# **Waze User Churn: Statistical Analysis**
**This notebook uses descriptive statistics and hypothesis testing to explore whether Waze ride activity differs between iPhone and Android users. The analysis focuses on comparing mean ride counts across device types and interpreting the results in a business context.**

The objective of this analysis is to apply descriptive statistics and a two-sample hypothesis test to assess whether average ride usage differs between iPhone and Android users.

This notebook is organized into three sections:
- Imports and data loading
- Hypothesis formulation and testing
- Interpretation and business implications

# **Data exploration and hypothesis testing**

**Research Question**</br>
The key statistical question in this notebook is whether there is a statistically significant difference in the mean number of rides between iPhone and Android users

### **Imports and data loading**




The analysis uses pandas and NumPy for data manipulation and SciPy for statistical testing. 

In [None]:
# Import core libraries for data manipulation and statistical testing
import pandas as pd
import numpy as np
from scipy import stats

The Waze churn dataset is loaded from a CSV file into a pandas DataFrame for analysis

In [None]:
df = pd.read_csv('waze_dataset.csv')

## **Descriptive statistics and EDA**

Deswcriptive statistics provide an intial understanding of the distribution, central tendency, and variability of key variables. This helps identify typical usage patterns and informs the choice of appropriate statistical tests. 


To compare ride activity by device type, the categorical `device` variable is encoded into a numeric `device_type` indicator. iPhone users are mapped to 1 and Android users to 2, stored in a new column to preserve the original labels. 

In [None]:
# map device labels to numeric codes (iPhone: 1, Android: 2)
map_dictionary = {'Android': 2, 'iPhone': 1}

# create a numberic device_type column while preserving original device labels
df['device_type'] = df['device']
df['device_type'] = df['device_type'].map(map_dictionary)

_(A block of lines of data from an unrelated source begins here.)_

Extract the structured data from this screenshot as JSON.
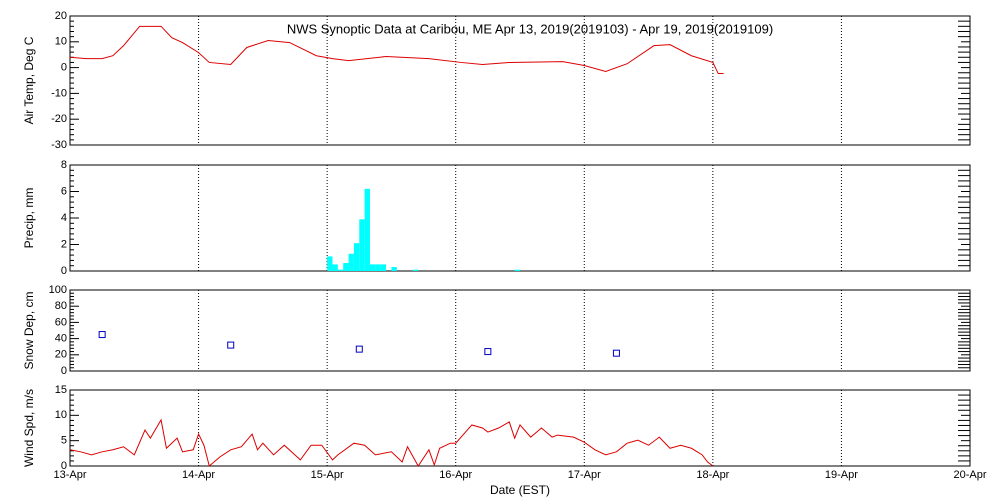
{
  "chart_data": [
    {
      "type": "line",
      "title": "NWS Synoptic Data at Caribou, ME   Apr 13, 2019(2019103) - Apr 19, 2019(2019109)",
      "ylabel": "Air Temp, Deg C",
      "xlim": [
        0,
        168
      ],
      "xticks": [
        0,
        24,
        48,
        72,
        96,
        120,
        144,
        168
      ],
      "ylim": [
        -30,
        20
      ],
      "yticks": [
        -30,
        -20,
        -10,
        0,
        10,
        20
      ],
      "grid": false,
      "series": [
        {
          "name": "Air Temp",
          "color": "#dd0000",
          "x": [
            0,
            3,
            6,
            8,
            10,
            13,
            17,
            19,
            21,
            24,
            26,
            30,
            33,
            37,
            41,
            46,
            49,
            52,
            59,
            67,
            73,
            77,
            82,
            92,
            96,
            100,
            104,
            109,
            112,
            116,
            120,
            121,
            122
          ],
          "values": [
            4,
            3.5,
            3.5,
            4.6,
            8.5,
            16,
            16,
            11.6,
            9.7,
            5.8,
            2,
            1.2,
            7.8,
            10.5,
            9.7,
            4.6,
            3.5,
            2.7,
            4.3,
            3.5,
            2,
            1.2,
            2,
            2.3,
            0.8,
            -1.5,
            1.5,
            8.5,
            8.9,
            4.6,
            2,
            -2.3,
            -2.3
          ]
        }
      ]
    },
    {
      "type": "bar",
      "ylabel": "Precip, mm",
      "xlim": [
        0,
        168
      ],
      "xticks": [
        0,
        24,
        48,
        72,
        96,
        120,
        144,
        168
      ],
      "ylim": [
        0,
        8
      ],
      "yticks": [
        0,
        2,
        4,
        6,
        8
      ],
      "grid": false,
      "series": [
        {
          "name": "Precip",
          "color": "#00ffff",
          "x": [
            48,
            49,
            50,
            51,
            52,
            53,
            54,
            55,
            56,
            57,
            58,
            60,
            64,
            83
          ],
          "values": [
            1.1,
            0.5,
            0.1,
            0.6,
            1.3,
            2.1,
            3.9,
            6.2,
            0.5,
            0.5,
            0.5,
            0.3,
            0.1,
            0.1
          ]
        }
      ]
    },
    {
      "type": "scatter",
      "ylabel": "Snow Dep, cm",
      "xlim": [
        0,
        168
      ],
      "xticks": [
        0,
        24,
        48,
        72,
        96,
        120,
        144,
        168
      ],
      "ylim": [
        0,
        100
      ],
      "yticks": [
        0,
        20,
        40,
        60,
        80,
        100
      ],
      "grid": false,
      "series": [
        {
          "name": "Snow Depth",
          "color": "#0000c0",
          "x": [
            6,
            30,
            54,
            78,
            102
          ],
          "values": [
            45,
            32,
            27,
            24,
            22
          ]
        }
      ]
    },
    {
      "type": "line",
      "ylabel": "Wind Spd, m/s",
      "xlabel": "Date (EST)",
      "xlim": [
        0,
        168
      ],
      "xticks": [
        {
          "value": 0,
          "label": "13-Apr"
        },
        {
          "value": 24,
          "label": "14-Apr"
        },
        {
          "value": 48,
          "label": "15-Apr"
        },
        {
          "value": 72,
          "label": "16-Apr"
        },
        {
          "value": 96,
          "label": "17-Apr"
        },
        {
          "value": 120,
          "label": "18-Apr"
        },
        {
          "value": 144,
          "label": "19-Apr"
        },
        {
          "value": 168,
          "label": "20-Apr"
        }
      ],
      "ylim": [
        0,
        15
      ],
      "yticks": [
        0,
        5,
        10,
        15
      ],
      "grid": false,
      "series": [
        {
          "name": "Wind Speed",
          "color": "#dd0000",
          "x": [
            0,
            2,
            4,
            6,
            8,
            10,
            12,
            14,
            15,
            17,
            18,
            20,
            21,
            23,
            24,
            25,
            26,
            28,
            30,
            32,
            34,
            35,
            36,
            38,
            40,
            43,
            45,
            47,
            49,
            50,
            53,
            55,
            57,
            60,
            62,
            63,
            65,
            67,
            68,
            69,
            71,
            72,
            75,
            77,
            78,
            80,
            82,
            83,
            84,
            86,
            88,
            90,
            91,
            94,
            96,
            98,
            100,
            102,
            104,
            106,
            108,
            110,
            112,
            114,
            116,
            118,
            119,
            120
          ],
          "values": [
            3.2,
            2.8,
            2.2,
            2.8,
            3.2,
            3.8,
            2.2,
            7.1,
            5.5,
            9.1,
            3.5,
            5.5,
            2.8,
            3.2,
            6.3,
            4.1,
            0,
            1.8,
            3.2,
            3.8,
            6.3,
            3.2,
            4.5,
            2.2,
            4.1,
            1.2,
            4.1,
            4.1,
            1.2,
            2.2,
            4.5,
            4.1,
            2.2,
            2.8,
            0.8,
            3.8,
            0,
            3.2,
            0.2,
            3.5,
            4.5,
            4.5,
            8.1,
            7.5,
            6.7,
            7.5,
            8.7,
            5.5,
            8.1,
            5.7,
            7.5,
            5.7,
            6.1,
            5.7,
            4.7,
            3.2,
            2.2,
            2.8,
            4.5,
            5.1,
            4.1,
            5.7,
            3.5,
            4.1,
            3.5,
            2.2,
            0.8,
            0
          ]
        }
      ]
    }
  ]
}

Next, average ride counts are computed by device to compare typical usage across iPhone and Android users. 

In [None]:
df.groupby('device')['drives'].mean()

The summary statitics indicate that iPhone users have a higher average number of rides than Andoird users. However, this observed different may be due to random variation, so a formal hypothesis test is used to determine whether the difference is statistically significant. 


### **Hypothesis test: iPhone vs Android ride counts**

A two-sample t-test for independent groups is used to asses whether the mean number of rides differes between iPhone and Android users. A 5% significance level is adopted for the test. 
- Null Hypothesis ($H_0$): There is no idfference in the mean number of rides between iPhone and Android users. 
- Alternative Hypothesis ($H_A$): There is a difference in the mean number of rides between iPhone and Android users. 

The unequal variance (Welch) t-test is applied to avoid assuming equal population variances between the two device groups. 

In [None]:
#isolate ride counts by device type
iphone = df[df['device_type']==1]['drives']
android = df[df['device_type']==2]['drives']

# Perform Welch's two sample t-test (unequal variances)
t_stat,p_value = stats.ttest_ind(a=iphone, b=android, equal_var=False)
t_stat, p_value

With a p-value of approximately 0.143m whcih is greater than the 0.05 significance level, there is insufficient evidence to conclude that the mean number of rides differs between iPhone and Android users. In other words, the analysis fails to reject the null hypothesis and does not support a statistically significant difference in ride counts between device types. 

### **Business Implications and next steps**
The hypothesis test indicates no statistically significant difference in average ride usage between iPhone and Android users at the 5% significance level. This suggests that based on ride counts alone, device type is not a primary driver of user engagement, and there is no clear justification to prioritize one platform over the other. 

Future analysis can focus on other behavioral or profile variables that may better explain user churn, such as frequency, trip distance, cancellation patterns, or tenure. Applying similar statistical tests and modeling techniques to these features can help identify more actionable churn risk factors.